The quattrino is a coin once used in Italy as currency. The coin dates to at least the 1300s and was used into the 1800s, when it was replaced by the Italian lira. Eventually, the lira was in turn exchanged for the euro, when Italy joined the European union. Numerous examples of quattrini can be seen on display in museums and collections of ancient currency. Coin collectors can usually find specimens for sale at varying prices.
The name of this coin is derived from the Latin quater denari, or “four pennies,” a reflection of the value of this coin. Exchange rates with Italian trading partners varied throughout history, but usually the quattrino was a small denomination of coin and the purchasing power fluctuated, but was generally low. While pennies went significantly further during the time this coin was used than they do today, they weren't usually worth a lot.

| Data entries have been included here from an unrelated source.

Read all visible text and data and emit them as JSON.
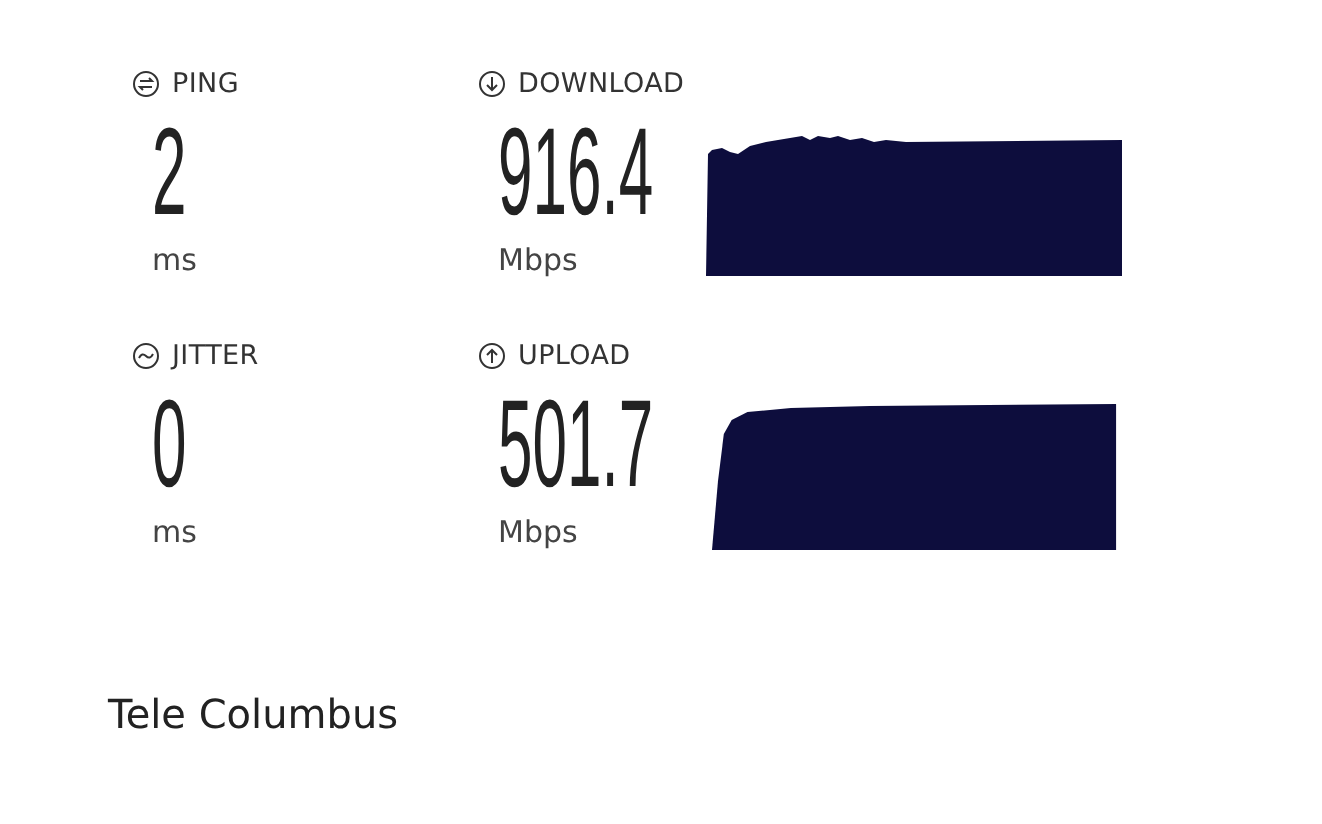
{
  "metrics": [
    {
      "kind": "ping",
      "label": "PING",
      "value": "2",
      "unit": "ms"
    },
    {
      "kind": "download",
      "label": "DOWNLOAD",
      "value": "916.4",
      "unit": "Mbps"
    },
    {
      "kind": "jitter",
      "label": "JITTER",
      "value": "0",
      "unit": "ms"
    },
    {
      "kind": "upload",
      "label": "UPLOAD",
      "value": "501.7",
      "unit": "Mbps"
    }
  ],
  "provider": "Tele Columbus"
}
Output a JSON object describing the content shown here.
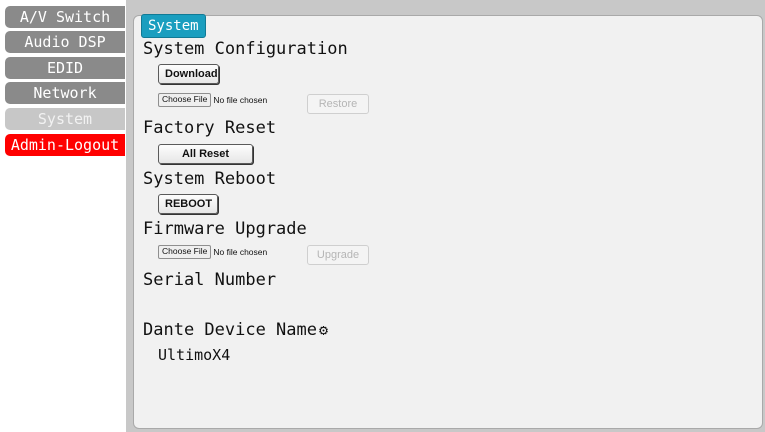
{
  "sidebar": {
    "items": [
      {
        "label": "A/V Switch"
      },
      {
        "label": "Audio DSP"
      },
      {
        "label": "EDID"
      },
      {
        "label": "Network"
      },
      {
        "label": "System",
        "active": true
      },
      {
        "label": "Admin-Logout"
      }
    ]
  },
  "main": {
    "tab": "System",
    "system_configuration": {
      "heading": "System Configuration",
      "download_label": "Download",
      "choose_file_label": "Choose File",
      "no_file_text": "No file chosen",
      "restore_label": "Restore"
    },
    "factory_reset": {
      "heading": "Factory Reset",
      "all_reset_label": "All Reset"
    },
    "system_reboot": {
      "heading": "System Reboot",
      "reboot_label": "REBOOT"
    },
    "firmware_upgrade": {
      "heading": "Firmware Upgrade",
      "choose_file_label": "Choose File",
      "no_file_text": "No file chosen",
      "upgrade_label": "Upgrade"
    },
    "serial_number": {
      "heading": "Serial Number"
    },
    "dante": {
      "heading": "Dante Device Name",
      "icon": "gear-icon",
      "value": "UltimoX4"
    }
  },
  "colors": {
    "tab": "#1a9ebf",
    "nav": "#8a8a8a",
    "nav_active": "#c7c7c7",
    "logout": "#ff0000"
  }
}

Numerous design variations were used for the quattrino. Many ancient coins featured the heads of various popes and included heraldic designs like rampant lions. Florence was a popular minting location for the quattrino, reflecting this city's historic role as a center of Italian commerce long before Italy was a unified nation. The coin was primarily used in the central region of Italy, in regions like Tuscany.
People may encounter references to the quattrino, along with other units of currency in ancient texts or books set in the era when these coins were used. Trade was highly active throughout Europe during much of the time this coin was in circulation, and as a result, merchants outside Italy often accepted payment in coins like the quattrino as a convenience to customers. These merchants could use the coins in trade with Italian partners or could choose to exchange them for other currency as needed.
Copper was commonly used for casting this coin. People interested in numismatics can find listings detailing the various designs in circulation and noting the period when they were available. These lists can be useful for verifying the origins of coins bought, traded, or found. Valuation by a coin professional is advised for large investments, to make sure people are purchasing a genuine specimen and to get an idea of the fair value of the coin. Prices for quattrini vary depending on the condition and vintage of the coin; older is not necessarily better, as some more recent coins were struck in fewer numbers and are therefore more rare.